The pancreas and liver are from the same embryonic endoderm, which may explain to some extent the similarities and links of fat accumulation in both NAFPD and NAFLD[142]. However, the pancreas seems to be more susceptible to fat accumulation compared with the liver[41]. Data from TUS, MRS, and histopathology have demonstrated a significant positive correlation between NAFPD and NAFLD[15,22,61], with NAFPD present in nearly 70% of patients with NAFLD and associated with its well-known risk factors including MetS, T2DM, and obesity[27,143,144]. NAFPD is comorbid in approximately half of pediatric patients with NAFLD, corresponding to a combined NAFPD in 80% of NASH patients, and NAFLD children with NAFPD have more severe insulin resistance and liver disease[96]. Although both NAFPD and NAFLD are associated with obesity, pancreatic fat accumulation might be the initial indicator of ectopic fat accumulation, as a strong determinant of NAFLD and MetS[27].

TREATMENT

Given the similarities with NAFLD, early treatment of NAFPD should be emphasized with the goal of minimizing pancreatic fat accumulation through healthy dieting, weight loss, and exercise[145]. Lifestyle modifications such as reducing caloric intake and meat consumption may benefit patients with NAFPD[146,147]. However, Weng et al[14] found a nonsignificant trend between NAFPD and sedentary habits as well as smoking.

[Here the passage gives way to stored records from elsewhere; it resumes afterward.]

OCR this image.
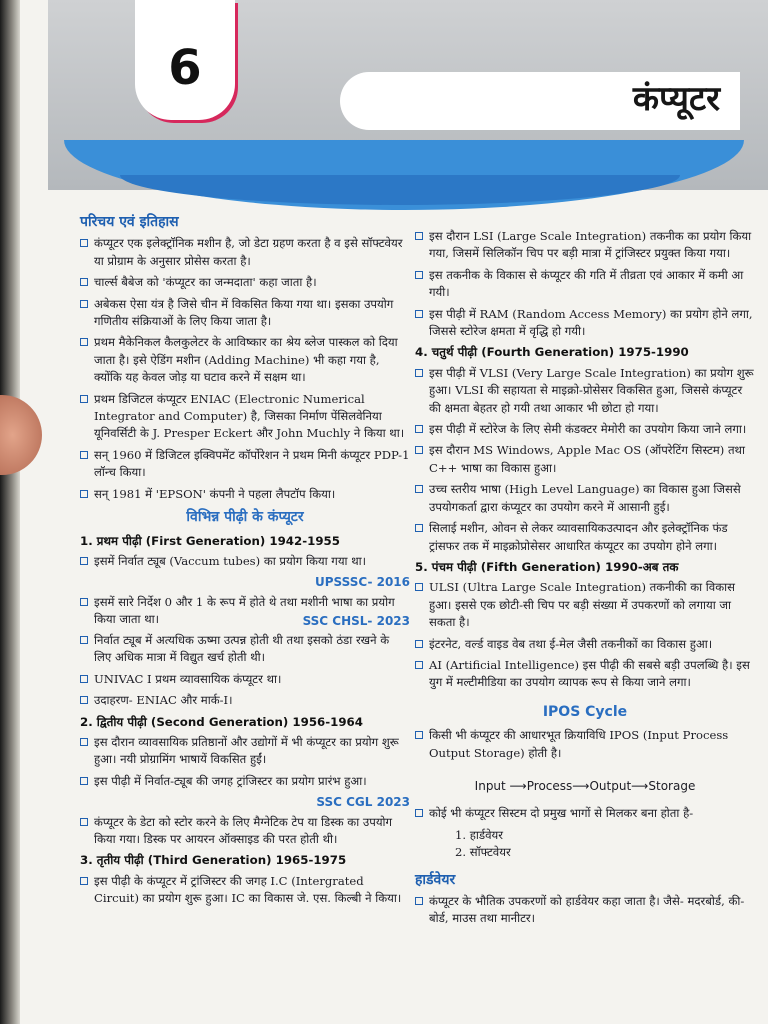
6
कंप्यूटर
परिचय एवं इतिहास
कंप्यूटर एक इलेक्ट्रॉनिक मशीन है, जो डेटा ग्रहण करता है व इसे सॉफ्टवेयर या प्रोग्राम के अनुसार प्रोसेस करता है।
चार्ल्स बैबेज को 'कंप्यूटर का जन्मदाता' कहा जाता है।
अबेकस ऐसा यंत्र है जिसे चीन में विकसित किया गया था। इसका उपयोग गणितीय संक्रियाओं के लिए किया जाता है।
प्रथम मैकेनिकल कैलकुलेटर के आविष्कार का श्रेय ब्लेज पास्कल को दिया जाता है। इसे ऐडिंग मशीन (Adding Machine) भी कहा गया है, क्योंकि यह केवल जोड़ या घटाव करने में सक्षम था।
प्रथम डिजिटल कंप्यूटर ENIAC (Electronic Numerical Integrator and Computer) है, जिसका निर्माण पेंसिलवेनिया यूनिवर्सिटी के J. Presper Eckert और John Muchly ने किया था।
सन् 1960 में डिजिटल इक्विपमेंट कॉर्पोरेशन ने प्रथम मिनी कंप्यूटर PDP-1 लॉन्च किया।
सन् 1981 में 'EPSON' कंपनी ने पहला लैपटॉप किया।
विभिन्न पीढ़ी के कंप्यूटर
1. प्रथम पीढ़ी (First Generation) 1942-1955
इसमें निर्वात ट्यूब (Vaccum tubes) का प्रयोग किया गया था।
UPSSSC- 2016
इसमें सारे निर्देश 0 और 1 के रूप में होते थे तथा मशीनी भाषा का प्रयोग किया जाता था।	SSC CHSL- 2023
निर्वात ट्यूब में अत्यधिक ऊष्मा उत्पन्न होती थी तथा इसको ठंडा रखने के लिए अधिक मात्रा में विद्युत खर्च होती थी।
UNIVAC I प्रथम व्यावसायिक कंप्यूटर था।
उदाहरण- ENIAC और मार्क-I।
2. द्वितीय पीढ़ी (Second Generation) 1956-1964
इस दौरान व्यावसायिक प्रतिष्ठानों और उद्योगों में भी कंप्यूटर का प्रयोग शुरू हुआ। नयी प्रोग्रामिंग भाषायें विकसित हुईं।
इस पीढ़ी में निर्वात-ट्यूब की जगह ट्रांजिस्टर का प्रयोग प्रारंभ हुआ।
SSC CGL 2023
कंप्यूटर के डेटा को स्टोर करने के लिए मैग्नेटिक टेप या डिस्क का उपयोग किया गया। डिस्क पर आयरन ऑक्साइड की परत होती थी।
3. तृतीय पीढ़ी (Third Generation) 1965-1975
इस पीढ़ी के कंप्यूटर में ट्रांजिस्टर की जगह I.C (Intergrated Circuit) का प्रयोग शुरू हुआ। IC का विकास जे. एस. किल्बी ने किया।
इस दौरान LSI (Large Scale Integration) तकनीक का प्रयोग किया गया, जिसमें सिलिकॉन चिप पर बड़ी मात्रा में ट्रांजिस्टर प्रयुक्त किया गया।
इस तकनीक के विकास से कंप्यूटर की गति में तीव्रता एवं आकार में कमी आ गयी।
इस पीढ़ी में RAM (Random Access Memory) का प्रयोग होने लगा, जिससे स्टोरेज क्षमता में वृद्धि हो गयी।
4. चतुर्थ पीढ़ी (Fourth Generation) 1975-1990
इस पीढ़ी में VLSI (Very Large Scale Integration) का प्रयोग शुरू हुआ। VLSI की सहायता से माइक्रो-प्रोसेसर विकसित हुआ, जिससे कंप्यूटर की क्षमता बेहतर हो गयी तथा आकार भी छोटा हो गया।
इस पीढ़ी में स्टोरेज के लिए सेमी कंडक्टर मेमोरी का उपयोग किया जाने लगा।
इस दौरान MS Windows, Apple Mac OS (ऑपरेटिंग सिस्टम) तथा C++ भाषा का विकास हुआ।
उच्च स्तरीय भाषा (High Level Language) का विकास हुआ जिससे उपयोगकर्ता द्वारा कंप्यूटर का उपयोग करने में आसानी हुई।
सिलाई मशीन, ओवन से लेकर व्यावसायिकउत्पादन और इलेक्ट्रॉनिक फंड ट्रांसफर तक में माइक्रोप्रोसेसर आधारित कंप्यूटर का उपयोग होने लगा।
5. पंचम पीढ़ी (Fifth Generation) 1990-अब तक
ULSI (Ultra Large Scale Integration) तकनीकी का विकास हुआ। इससे एक छोटी-सी चिप पर बड़ी संख्या में उपकरणों को लगाया जा सकता है।
इंटरनेट, वर्ल्ड वाइड वेब तथा ई-मेल जैसी तकनीकों का विकास हुआ।
AI (Artificial Intelligence) इस पीढ़ी की सबसे बड़ी उपलब्धि है। इस युग में मल्टीमीडिया का उपयोग व्यापक रूप से किया जाने लगा।
IPOS Cycle
किसी भी कंप्यूटर की आधारभूत क्रियाविधि IPOS (Input Process Output Storage) होती है।
Input ⟶Process⟶Output⟶Storage
कोई भी कंप्यूटर सिस्टम दो प्रमुख भागों से मिलकर बना होता है-
1. हार्डवेयर
2. सॉफ्टवेयर
हार्डवेयर
कंप्यूटर के भौतिक उपकरणों को हार्डवेयर कहा जाता है। जैसे- मदरबोर्ड, की-बोर्ड, माउस तथा मानीटर।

Evidence for the reversibility of NAFPD has been found in animal and human studies. Troglitazone and orlistat administered to mouse models significantly prevent or reverse pancreatic inflammation and fat infiltration and reduce organ failure and mortality[148,149]. Liraglutide, a drug approved for obesity, has been shown to reduce the severity of NAFPD and NAFLD, while metformin has no significant effect on NAFPD[150,151]. Combination of sitagliptin and telmisartan demonstrates efficacy in controlling NAFPD progression[152]. In addition, berberine and cinnamic acid (traditional Chinese medicines) show prevention of NAFPD development by inhibiting fat accumulation[153]. Besides drug therapy, the impact of weight loss on NAFPD after bariatric surgery has been studied in animal and human models. Bariatric surgery in NAFPD patients has the benefits of decreasing pancreatic fat volume and improving β-cell function[89,127]. Of note, the degree of reduction in pancreatic fat content does not correlate with reduction in total body weight, suggesting differences in metabolic phenotype[15].

CONCLUSION

Just as obesity is a global problem, NAFPD has attracted a great deal of attention from researchers and clinicians. Understanding of NAFPD is still in its infancy since its discovery for its relation to obesity. Age, gender, race, and unhealthy lifestyle are considered as risk factors. A variety of invasive and noninvasive tools have been developed for diagnosis including 1H-MRS, IDEAL-MRI, MRI-PDFF, and EUS elastography; some of which have reached consensus guidelines. Improvement of diagnostic tools help us to understand better changes involved in NAFPD pathophysiology and the microscopic pathophysiological relationship between NAFPD and other pancreatic diseases, so as to provide the groundwork for novel therapies for NAFPD.

Because of the close correlation, NAFPD should be considered in clinical practice for related diseases, including MetS, T2DM, pancreatitis, POPF, pancreatic cancer, and NAFLD. The value of NAFPD as an early indication of diagnosis and intervention in patients with MetS, T2DM, and pancreatitis and as a prognostic marker for pancreatic surgery and postoperative complications is important. Nowadays, lifestyle modifications, including structured exercise and prudent diet, remain the cornerstones of NAFPD treatment. In the future, it is reasonably expected that systematic basic and clinical research will elucidate the pathogenesis, influencing factors, and clinical complications of NAFPD. Large cohort, multicenter investigations should be performed to deepen our knowledge of NAFPD, so that the early diagnosis and treatment of NAFPD and clinical associations can be made possible.